The only person in Illinois with the power to return Chicago to a course of stability and rationality is the governor. So far, though, Pritzker has issued mild reproaches to Johnson while allowing that he’d like to find more money for K-12 schools throughout the state. That’s not yet strong enough.
Everyone would like more funding to be available for all sorts of needs, but the trouble, of course, is that the tax burden in Illinois and in Chicago already is too heavy. And there are many pressing areas for Springfield to address, such as the $700 million funding cliff facing the Chicago area’s transit agencies. With a third of Chicago’s public schools serving half or fewer of the students they were built to educate, no rational policymaker would conclude it wise to raise taxes by hundreds of millions, not just to preserve an already bloated system but to add to the bloat.
The strategy of Johnson and Davis Gates is clear. It’s to put Springfield in a trap in which state government is “forced” to cough up the cash to pay for CTU’s absurd demands because the alternative — state receivership? bankruptcy? — is too politically painful.
Pritzker surely is aware of this. But to date, he has soft-pedaled his message. Just Wednesday, he told reporters, “Borrowing to pay for operating expenses in a business or in government, etc., is not a great idea unless you know how to pay for that because it’s going to come due.”
Well, yes. It’s not a great idea; it’s a terrible idea. But Johnson and Davis Gates think they do know how to pay for it: Make Pritzker responsible for the problem.
At the same time he was gently chiding Johnson and Davis Gates for their fiscal recklessness, Pritzker acknowledged Illinois wasn’t adequately funding K-12 schools yet. This is a decades-old problem. But there’s a statute on the books, signed in 2017 by Republican Bruce Rauner, under which the state is gradually increasing aid to schools, to the tune of about $350 million annually statewide. Under the law’s evidence-based school funding model, which CTU supported, Illinois is providing nearly $1.8 billion to CPS this year, a $26 million increase over the previous year. Assuming the state continues on the same path next year, CPS will see a similar increase.

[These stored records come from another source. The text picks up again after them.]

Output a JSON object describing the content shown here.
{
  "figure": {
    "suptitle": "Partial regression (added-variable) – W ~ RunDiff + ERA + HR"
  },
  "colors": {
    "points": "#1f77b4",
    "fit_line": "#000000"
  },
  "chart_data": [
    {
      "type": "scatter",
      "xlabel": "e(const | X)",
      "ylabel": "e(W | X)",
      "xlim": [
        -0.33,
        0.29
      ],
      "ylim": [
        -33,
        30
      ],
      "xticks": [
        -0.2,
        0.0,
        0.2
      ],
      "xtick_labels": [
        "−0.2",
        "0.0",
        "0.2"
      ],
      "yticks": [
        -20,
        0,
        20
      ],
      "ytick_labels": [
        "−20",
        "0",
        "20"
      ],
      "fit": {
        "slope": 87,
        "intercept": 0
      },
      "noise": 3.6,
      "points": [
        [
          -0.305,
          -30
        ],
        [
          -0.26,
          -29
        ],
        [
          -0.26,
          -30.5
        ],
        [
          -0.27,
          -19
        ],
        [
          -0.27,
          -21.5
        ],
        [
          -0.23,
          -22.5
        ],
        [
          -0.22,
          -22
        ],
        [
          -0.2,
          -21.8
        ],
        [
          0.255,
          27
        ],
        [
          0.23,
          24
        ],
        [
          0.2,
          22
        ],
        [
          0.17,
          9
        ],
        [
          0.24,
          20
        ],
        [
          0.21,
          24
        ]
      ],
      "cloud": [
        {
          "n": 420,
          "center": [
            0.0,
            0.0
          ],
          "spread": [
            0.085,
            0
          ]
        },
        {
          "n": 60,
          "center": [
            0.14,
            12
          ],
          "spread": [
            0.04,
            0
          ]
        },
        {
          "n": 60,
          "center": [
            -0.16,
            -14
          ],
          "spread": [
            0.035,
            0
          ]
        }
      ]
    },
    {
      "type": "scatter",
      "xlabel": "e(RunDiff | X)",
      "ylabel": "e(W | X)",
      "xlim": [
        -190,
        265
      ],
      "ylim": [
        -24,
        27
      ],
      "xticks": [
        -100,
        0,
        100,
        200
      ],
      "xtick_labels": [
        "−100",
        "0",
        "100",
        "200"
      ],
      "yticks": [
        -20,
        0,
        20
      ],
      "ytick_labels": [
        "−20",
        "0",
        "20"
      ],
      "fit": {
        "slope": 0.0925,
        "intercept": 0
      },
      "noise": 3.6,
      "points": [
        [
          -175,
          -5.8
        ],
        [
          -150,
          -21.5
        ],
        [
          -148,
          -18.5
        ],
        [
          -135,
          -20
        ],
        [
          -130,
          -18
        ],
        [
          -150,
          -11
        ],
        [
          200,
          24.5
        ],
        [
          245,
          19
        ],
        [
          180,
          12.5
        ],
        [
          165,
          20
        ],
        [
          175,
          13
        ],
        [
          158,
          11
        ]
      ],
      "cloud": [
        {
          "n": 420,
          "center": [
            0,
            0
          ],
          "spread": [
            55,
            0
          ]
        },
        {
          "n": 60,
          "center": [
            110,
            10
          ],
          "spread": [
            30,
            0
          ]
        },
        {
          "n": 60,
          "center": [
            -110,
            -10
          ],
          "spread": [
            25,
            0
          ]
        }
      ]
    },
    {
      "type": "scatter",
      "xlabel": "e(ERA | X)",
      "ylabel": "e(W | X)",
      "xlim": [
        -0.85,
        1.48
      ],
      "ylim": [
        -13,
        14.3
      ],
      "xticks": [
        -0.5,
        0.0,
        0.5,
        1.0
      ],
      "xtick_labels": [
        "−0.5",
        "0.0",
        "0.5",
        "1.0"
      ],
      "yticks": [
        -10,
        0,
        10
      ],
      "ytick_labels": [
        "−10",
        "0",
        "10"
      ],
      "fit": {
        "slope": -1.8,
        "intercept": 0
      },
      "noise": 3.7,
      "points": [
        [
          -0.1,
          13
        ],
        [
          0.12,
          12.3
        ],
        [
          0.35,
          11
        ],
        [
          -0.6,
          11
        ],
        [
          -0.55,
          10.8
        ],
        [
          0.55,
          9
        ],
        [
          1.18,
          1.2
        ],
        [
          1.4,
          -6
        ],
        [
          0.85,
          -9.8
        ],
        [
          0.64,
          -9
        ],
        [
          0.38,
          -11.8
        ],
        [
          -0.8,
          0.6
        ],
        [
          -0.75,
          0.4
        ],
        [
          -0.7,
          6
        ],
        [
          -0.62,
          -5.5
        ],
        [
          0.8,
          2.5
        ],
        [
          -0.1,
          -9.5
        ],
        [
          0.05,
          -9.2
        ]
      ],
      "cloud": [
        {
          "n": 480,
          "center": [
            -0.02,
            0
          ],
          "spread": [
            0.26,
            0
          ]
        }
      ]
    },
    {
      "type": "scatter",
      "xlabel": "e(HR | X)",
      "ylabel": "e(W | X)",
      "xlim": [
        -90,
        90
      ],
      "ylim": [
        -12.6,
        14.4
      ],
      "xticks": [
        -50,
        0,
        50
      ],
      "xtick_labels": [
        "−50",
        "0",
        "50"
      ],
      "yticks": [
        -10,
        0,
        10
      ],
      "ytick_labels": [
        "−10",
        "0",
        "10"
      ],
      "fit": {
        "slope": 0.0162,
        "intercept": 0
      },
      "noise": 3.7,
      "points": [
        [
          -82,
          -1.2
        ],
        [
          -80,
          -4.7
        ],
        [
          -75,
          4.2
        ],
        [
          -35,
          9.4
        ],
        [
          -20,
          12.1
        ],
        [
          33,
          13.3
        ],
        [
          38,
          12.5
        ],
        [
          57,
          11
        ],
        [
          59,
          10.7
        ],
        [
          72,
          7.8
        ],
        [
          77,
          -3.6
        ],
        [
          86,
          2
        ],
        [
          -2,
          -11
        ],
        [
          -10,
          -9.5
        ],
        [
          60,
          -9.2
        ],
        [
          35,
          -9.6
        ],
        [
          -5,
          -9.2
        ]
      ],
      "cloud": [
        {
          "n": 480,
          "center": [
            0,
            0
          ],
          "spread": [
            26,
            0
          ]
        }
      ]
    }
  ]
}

But Chicago now is facing a more immediate crisis — and, yes, that’s the word.
The governor needs at this moment to speak out forcefully and publicly. He should say that CPS should plan next year on the set allocation per the fundamental changes enacted in 2017. No more, no less.
Johnson and Davis Gates need to be put on notice now — before Johnson’s appointed school board fulfills his wishes — that no bailout is coming. And that they risk losing control to the state if they can’t address CPS’ funding shortfalls on their own.